In any case, Erskine learned to speak Scots Gaelic from his Harris-born nanny. His family were Recusants, but it is not clear if he was baptized into the Faith or converted later. But his background gave him three passions that would remain throughout his lifetime: the Catholic Church; the Jacobite cause and a strong Monarchy (which would be sufficient bond of union between the three kingdoms); and an intense love of Scotland, her native tongue, her culture, and her independence. He wanted to see Scots Gaelic raised to a high literary and cultural level and restored as the country’s major language.
The year 1888 saw the birth of the Neo-Jacobite Movement, with the founding of the Order of the White Rose by the Earl of Ashburnham and others. This fired young Erskine’s imagination. It was an amazing group. Filled with artists and writers, it bred both Celtic Nationalists, Catholic converts, and advocates of strong traditional Monarchy as the only rightful bond between what otherwise ought to be independent countries. Two years later, he and Herbert Vivian – who would become a long-term friend and ally – founded a weekly newspaper called The Whirlwind. It was Jacobite, frankly calling for the restoration of the Stuarts and a strong Monarchy binding the three kingdoms together. Nationalism, peace, free trade, Irish Home Rule, and opposition to female suffrage and socialism characterized its other positions. It lasted only a year.
The Order of the White Rose was hardly a political pressure group, attracting primarily artists and Romantics (including Boston’s Ralph Adams Cram and Isabella Gardner). Hungering for something more overtly activist, in 1891 Erskine, Vivian and Melville Henry Massue, the Marquis de Ruvigny, broke with the OWR, and founded the Legitimist Jacobite League of Great Britain and Ireland. The same year, Erskine stood for the North Buteshire constituency as a Scottish Tory Home Ruler – but he withdrew before the election. He was president of the LJL in 1893, 1894, and 1897.
He returned to journalism in 1901, with the launch of the Gaelic language newspaper, Am Bàrd. It folded after a year, but in 1904, he launched what would be his most successful publication, Guth na Blaidhna (“The Voice of the Year”). A quarterly, and at first bilingual, it was unabashedly Catholic, while –despite being bilingual in the beginning – extremely supportive of the Gaelic
Revival. It also advocated an alliance of the Celtic peoples – to include the Bretons – as a counterpoint to their respective dominant nations. It would last until 1925. During its run, the publication brought him into contact with William Gillies; together they formed the Scots National League (SNL) in 1920.

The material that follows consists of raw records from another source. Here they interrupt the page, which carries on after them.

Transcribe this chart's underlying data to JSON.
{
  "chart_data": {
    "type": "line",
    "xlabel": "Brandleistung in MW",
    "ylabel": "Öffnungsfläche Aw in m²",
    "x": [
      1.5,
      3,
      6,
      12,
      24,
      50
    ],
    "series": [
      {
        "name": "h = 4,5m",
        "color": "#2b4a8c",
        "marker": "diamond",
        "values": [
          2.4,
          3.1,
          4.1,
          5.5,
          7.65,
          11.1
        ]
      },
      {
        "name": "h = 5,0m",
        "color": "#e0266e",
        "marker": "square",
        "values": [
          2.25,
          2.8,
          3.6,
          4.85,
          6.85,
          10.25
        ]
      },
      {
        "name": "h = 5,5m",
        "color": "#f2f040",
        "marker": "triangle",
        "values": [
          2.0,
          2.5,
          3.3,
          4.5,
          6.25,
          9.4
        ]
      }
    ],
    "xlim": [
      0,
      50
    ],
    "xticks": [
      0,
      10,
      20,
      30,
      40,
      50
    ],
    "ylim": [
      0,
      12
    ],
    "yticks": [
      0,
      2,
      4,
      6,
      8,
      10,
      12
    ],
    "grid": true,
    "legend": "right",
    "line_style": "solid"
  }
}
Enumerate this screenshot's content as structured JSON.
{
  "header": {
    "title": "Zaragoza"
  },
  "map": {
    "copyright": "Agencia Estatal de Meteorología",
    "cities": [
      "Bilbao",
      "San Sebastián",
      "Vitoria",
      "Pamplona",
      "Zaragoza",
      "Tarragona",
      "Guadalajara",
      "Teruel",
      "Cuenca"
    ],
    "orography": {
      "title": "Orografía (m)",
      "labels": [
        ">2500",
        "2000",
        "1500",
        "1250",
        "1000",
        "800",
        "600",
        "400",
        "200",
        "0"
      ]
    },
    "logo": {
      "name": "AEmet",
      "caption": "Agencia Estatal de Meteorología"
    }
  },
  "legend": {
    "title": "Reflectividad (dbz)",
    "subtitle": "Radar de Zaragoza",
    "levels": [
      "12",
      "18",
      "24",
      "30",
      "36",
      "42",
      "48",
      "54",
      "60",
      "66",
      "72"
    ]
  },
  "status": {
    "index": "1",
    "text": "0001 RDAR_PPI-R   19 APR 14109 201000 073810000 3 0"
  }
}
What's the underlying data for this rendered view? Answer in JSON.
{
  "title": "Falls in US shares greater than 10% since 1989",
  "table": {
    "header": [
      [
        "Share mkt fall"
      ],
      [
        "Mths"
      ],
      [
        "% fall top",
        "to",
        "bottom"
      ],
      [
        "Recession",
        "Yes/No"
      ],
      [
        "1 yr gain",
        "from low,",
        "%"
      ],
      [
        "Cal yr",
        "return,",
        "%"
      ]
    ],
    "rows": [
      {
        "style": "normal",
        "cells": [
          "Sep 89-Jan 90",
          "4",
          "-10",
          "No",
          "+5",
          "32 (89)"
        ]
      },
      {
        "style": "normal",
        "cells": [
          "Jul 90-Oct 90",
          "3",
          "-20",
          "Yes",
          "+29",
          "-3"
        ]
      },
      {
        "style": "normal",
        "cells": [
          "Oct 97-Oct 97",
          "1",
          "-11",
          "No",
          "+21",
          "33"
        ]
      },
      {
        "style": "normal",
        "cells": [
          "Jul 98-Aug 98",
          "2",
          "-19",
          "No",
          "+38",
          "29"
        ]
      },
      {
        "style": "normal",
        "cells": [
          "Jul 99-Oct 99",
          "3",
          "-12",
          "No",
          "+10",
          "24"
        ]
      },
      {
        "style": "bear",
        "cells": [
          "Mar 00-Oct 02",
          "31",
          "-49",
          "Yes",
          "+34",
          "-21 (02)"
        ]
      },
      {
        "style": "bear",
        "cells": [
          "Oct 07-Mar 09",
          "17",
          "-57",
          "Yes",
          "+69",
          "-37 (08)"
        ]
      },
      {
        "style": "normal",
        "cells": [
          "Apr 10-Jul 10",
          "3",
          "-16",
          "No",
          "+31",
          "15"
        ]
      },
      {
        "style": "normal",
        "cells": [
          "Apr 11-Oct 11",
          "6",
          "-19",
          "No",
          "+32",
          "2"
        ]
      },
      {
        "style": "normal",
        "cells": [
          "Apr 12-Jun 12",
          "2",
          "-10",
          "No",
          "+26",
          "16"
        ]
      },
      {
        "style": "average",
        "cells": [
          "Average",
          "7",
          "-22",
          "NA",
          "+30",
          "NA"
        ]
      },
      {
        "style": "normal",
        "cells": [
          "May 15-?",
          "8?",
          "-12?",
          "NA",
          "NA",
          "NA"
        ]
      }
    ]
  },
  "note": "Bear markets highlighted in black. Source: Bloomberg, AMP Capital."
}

But this was far from his only such venture in those years. In 1908-1909, he published the weekly Gaelic language newspaper, Alba. Dealing with such cultural matters as land, crofting, fishing, Scottish Gaelic-medium education, early Scottish history, and Gaelic song. Five years after its failure, he revived The Scottish Review. This was a political journal, and here was Erskine’s brief flirtation with the Left. Contributors included the Aberdonian trade unionist William Diack, James Maxton of the Independent Labour Party (ILP), the author and poet Lewis Spence, and the Welsh Nationalist MP Edward Thomas John.

Erskine and Gillies brought the SNL into the National Party of Scotland in 1928, but soon parted ways with the political Scots Nationalists. He continued his political interest in Catholicism, becoming ever more a Distributist. As with Harri Edwards and Saunders Lewis in Wales, he felt that the ever-more leftward trend of what became the SNP was as much a betrayal of the real Scotland as the Protestant Revolt had been. In sum, Erskine’s vision – elaborated in his 1931 book, Changing Scotland – was of an independent, re-Catholicised, and re-Gaelicised nation, with its own politically effective King (shared with similarly rejuvenated Ireland, England, Wales, Cornwall, and Man, and perhaps Canada, Australia, New Zealand, and South Africa, each ruled by His Majesty in his own right), as part of a re-Catholicised, Monarchical family of European nations. It might well be dismissed as utopian; but is there any better vision available to-day?